The Manifesto

The Manifesto

A few rules, held stubbornly.

The desk isn’t clever. It’s consistent. A short list of principles does most of
the work, and the bots follow them whether the day is loud or quiet.

01The truth is at the broker.

What the account actually holds — the real positions, the real cash, the real
orders — beats any tidy internal story about what should be true. When the
two disagree, the account wins, every time. The bots are built to distrust their own
memory and go back to the source before they act.

02Patience is a position.

Most of trading is waiting. The desk would rather miss a move than force one. A
bot sitting on its hands, watching, is doing its job — activity for its own sake is
how accounts bleed.

03Only harvest what you’ve already seen.

A gain isn’t real until it’s booked, and the only thing worth booking is a gain
the position actually reached. The desk measures not just what it makes, but what it
gives back — the profit a winner touched and then let slip away. That
number is the one it works hardest to shrink.

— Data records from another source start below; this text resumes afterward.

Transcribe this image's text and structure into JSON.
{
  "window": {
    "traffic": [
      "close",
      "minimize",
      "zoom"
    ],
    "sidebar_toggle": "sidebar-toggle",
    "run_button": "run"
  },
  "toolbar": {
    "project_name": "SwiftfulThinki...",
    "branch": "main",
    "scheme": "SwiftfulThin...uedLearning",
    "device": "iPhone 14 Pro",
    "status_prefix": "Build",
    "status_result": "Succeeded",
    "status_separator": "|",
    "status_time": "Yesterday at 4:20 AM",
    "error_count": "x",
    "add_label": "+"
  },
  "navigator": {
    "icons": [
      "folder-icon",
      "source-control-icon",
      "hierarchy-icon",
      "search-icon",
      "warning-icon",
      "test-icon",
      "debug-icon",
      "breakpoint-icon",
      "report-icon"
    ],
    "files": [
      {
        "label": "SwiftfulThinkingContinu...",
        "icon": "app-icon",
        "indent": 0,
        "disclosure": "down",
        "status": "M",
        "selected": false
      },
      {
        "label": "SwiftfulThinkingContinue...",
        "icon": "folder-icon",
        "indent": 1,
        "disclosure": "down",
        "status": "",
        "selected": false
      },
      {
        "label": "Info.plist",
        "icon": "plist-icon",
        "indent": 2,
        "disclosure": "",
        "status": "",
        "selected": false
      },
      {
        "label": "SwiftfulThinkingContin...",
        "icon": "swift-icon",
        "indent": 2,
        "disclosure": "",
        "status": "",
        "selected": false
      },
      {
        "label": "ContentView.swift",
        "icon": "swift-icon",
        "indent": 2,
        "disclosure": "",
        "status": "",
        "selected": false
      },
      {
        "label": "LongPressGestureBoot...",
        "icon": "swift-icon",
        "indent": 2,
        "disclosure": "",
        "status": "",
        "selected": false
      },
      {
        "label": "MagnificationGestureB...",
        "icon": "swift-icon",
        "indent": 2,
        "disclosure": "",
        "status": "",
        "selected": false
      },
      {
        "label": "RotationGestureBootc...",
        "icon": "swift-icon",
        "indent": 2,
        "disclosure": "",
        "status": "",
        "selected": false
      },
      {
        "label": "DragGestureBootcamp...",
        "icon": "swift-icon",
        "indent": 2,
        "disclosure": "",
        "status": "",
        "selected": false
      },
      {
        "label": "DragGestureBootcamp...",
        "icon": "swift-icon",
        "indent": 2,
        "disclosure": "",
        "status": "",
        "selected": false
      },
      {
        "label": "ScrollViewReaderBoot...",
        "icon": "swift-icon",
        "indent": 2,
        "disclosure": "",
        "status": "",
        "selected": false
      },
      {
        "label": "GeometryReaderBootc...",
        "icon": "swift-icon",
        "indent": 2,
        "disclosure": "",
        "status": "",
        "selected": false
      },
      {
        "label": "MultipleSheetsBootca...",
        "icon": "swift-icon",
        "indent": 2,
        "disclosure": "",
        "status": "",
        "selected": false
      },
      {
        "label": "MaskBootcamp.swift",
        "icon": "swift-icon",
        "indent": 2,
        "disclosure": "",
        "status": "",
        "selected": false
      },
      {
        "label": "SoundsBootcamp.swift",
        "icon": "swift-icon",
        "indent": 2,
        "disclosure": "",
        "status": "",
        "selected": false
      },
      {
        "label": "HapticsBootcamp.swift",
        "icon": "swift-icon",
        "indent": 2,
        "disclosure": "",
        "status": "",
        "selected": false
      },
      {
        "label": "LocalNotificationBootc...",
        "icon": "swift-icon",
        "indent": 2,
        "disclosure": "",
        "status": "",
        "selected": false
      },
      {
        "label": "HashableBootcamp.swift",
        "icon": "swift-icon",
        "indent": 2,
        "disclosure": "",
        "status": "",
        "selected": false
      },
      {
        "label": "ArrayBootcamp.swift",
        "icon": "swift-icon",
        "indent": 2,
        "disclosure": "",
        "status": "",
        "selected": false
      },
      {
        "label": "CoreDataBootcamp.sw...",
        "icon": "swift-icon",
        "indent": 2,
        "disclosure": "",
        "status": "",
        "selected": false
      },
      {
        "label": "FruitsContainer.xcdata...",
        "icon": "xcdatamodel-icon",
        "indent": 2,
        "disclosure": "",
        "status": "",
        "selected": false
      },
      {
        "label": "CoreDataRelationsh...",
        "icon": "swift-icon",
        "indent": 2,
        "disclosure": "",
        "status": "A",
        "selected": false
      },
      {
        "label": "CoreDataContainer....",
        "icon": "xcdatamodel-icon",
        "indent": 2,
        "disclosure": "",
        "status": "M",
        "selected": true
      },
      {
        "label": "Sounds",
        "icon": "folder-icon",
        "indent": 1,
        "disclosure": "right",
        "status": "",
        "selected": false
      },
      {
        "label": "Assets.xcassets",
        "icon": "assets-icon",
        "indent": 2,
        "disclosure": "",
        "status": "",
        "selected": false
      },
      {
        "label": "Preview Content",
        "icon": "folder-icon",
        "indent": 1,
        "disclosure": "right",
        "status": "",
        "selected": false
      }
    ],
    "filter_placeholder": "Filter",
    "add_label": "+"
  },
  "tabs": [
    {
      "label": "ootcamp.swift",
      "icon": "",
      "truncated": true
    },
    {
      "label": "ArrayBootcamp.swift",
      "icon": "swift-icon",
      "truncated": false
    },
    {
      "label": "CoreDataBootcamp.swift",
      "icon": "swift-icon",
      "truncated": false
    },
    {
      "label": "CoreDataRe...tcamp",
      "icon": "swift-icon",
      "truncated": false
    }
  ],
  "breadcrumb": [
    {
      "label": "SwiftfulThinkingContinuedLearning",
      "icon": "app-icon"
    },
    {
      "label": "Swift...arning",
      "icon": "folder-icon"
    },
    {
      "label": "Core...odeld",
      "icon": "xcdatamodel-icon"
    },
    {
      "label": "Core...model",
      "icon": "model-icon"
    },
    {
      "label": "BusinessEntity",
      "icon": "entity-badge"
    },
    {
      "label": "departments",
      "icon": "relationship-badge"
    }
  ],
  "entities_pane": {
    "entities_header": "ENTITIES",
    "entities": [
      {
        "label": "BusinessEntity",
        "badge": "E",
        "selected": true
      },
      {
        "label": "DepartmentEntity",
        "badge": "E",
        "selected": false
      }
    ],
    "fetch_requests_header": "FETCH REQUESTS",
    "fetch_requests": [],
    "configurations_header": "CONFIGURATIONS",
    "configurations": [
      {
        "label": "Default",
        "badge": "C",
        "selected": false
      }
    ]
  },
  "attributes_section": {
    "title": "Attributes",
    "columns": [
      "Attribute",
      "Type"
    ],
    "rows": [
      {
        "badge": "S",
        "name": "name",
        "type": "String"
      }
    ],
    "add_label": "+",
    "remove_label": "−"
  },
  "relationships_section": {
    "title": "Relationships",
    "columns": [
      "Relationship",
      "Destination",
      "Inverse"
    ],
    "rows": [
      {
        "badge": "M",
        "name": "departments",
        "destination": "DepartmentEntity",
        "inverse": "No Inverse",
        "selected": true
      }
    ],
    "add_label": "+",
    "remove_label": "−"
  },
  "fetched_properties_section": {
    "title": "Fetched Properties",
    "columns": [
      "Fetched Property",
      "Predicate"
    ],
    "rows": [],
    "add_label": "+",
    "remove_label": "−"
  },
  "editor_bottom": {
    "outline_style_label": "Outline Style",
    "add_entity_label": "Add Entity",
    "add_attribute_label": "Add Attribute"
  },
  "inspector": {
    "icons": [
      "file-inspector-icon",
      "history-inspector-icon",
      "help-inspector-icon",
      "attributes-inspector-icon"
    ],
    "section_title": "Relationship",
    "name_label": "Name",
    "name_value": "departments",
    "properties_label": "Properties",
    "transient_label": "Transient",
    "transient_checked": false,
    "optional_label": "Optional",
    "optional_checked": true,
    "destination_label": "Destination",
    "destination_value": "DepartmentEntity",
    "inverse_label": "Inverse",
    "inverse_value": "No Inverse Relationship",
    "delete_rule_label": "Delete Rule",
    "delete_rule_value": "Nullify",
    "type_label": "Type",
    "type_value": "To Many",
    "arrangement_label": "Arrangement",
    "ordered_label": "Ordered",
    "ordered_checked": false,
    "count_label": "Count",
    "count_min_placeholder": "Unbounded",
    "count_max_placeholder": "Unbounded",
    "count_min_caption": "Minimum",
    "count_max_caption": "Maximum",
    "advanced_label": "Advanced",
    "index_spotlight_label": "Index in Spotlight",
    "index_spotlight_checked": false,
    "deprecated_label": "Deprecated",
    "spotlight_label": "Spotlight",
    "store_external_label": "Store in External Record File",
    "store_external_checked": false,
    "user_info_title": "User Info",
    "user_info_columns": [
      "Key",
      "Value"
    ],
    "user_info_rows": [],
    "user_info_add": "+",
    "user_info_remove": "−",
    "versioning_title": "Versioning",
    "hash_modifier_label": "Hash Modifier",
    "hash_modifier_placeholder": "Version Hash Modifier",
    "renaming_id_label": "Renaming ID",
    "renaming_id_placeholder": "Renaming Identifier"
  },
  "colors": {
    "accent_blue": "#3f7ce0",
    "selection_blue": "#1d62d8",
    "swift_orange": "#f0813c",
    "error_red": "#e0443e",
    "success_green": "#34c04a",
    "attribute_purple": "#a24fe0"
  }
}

04Every order is a small, careful act.

Before a bot buys or sells, it asks a plain question: is this safe, and is it
sensible right now? If it can’t get a clear answer, it does nothing. Skipping a trade
is always recoverable. The costly mistakes are the ones you rush into.

05Show the whole book, not the highlights.

The nightly reports include the positions that are still underwater and the ones
quietly waiting to come back, not just the clean wins. Transparency isn’t a feature
here; it’s the reason the desk exists.

Not investment advice. The Manifesto describes the philosophy of a
personal, automated trading project. It is not a recommendation, a strategy to
follow, or financial, investment, tax, or legal advice. Trading carries real risk of
loss. Consult a licensed professional before making any financial decision.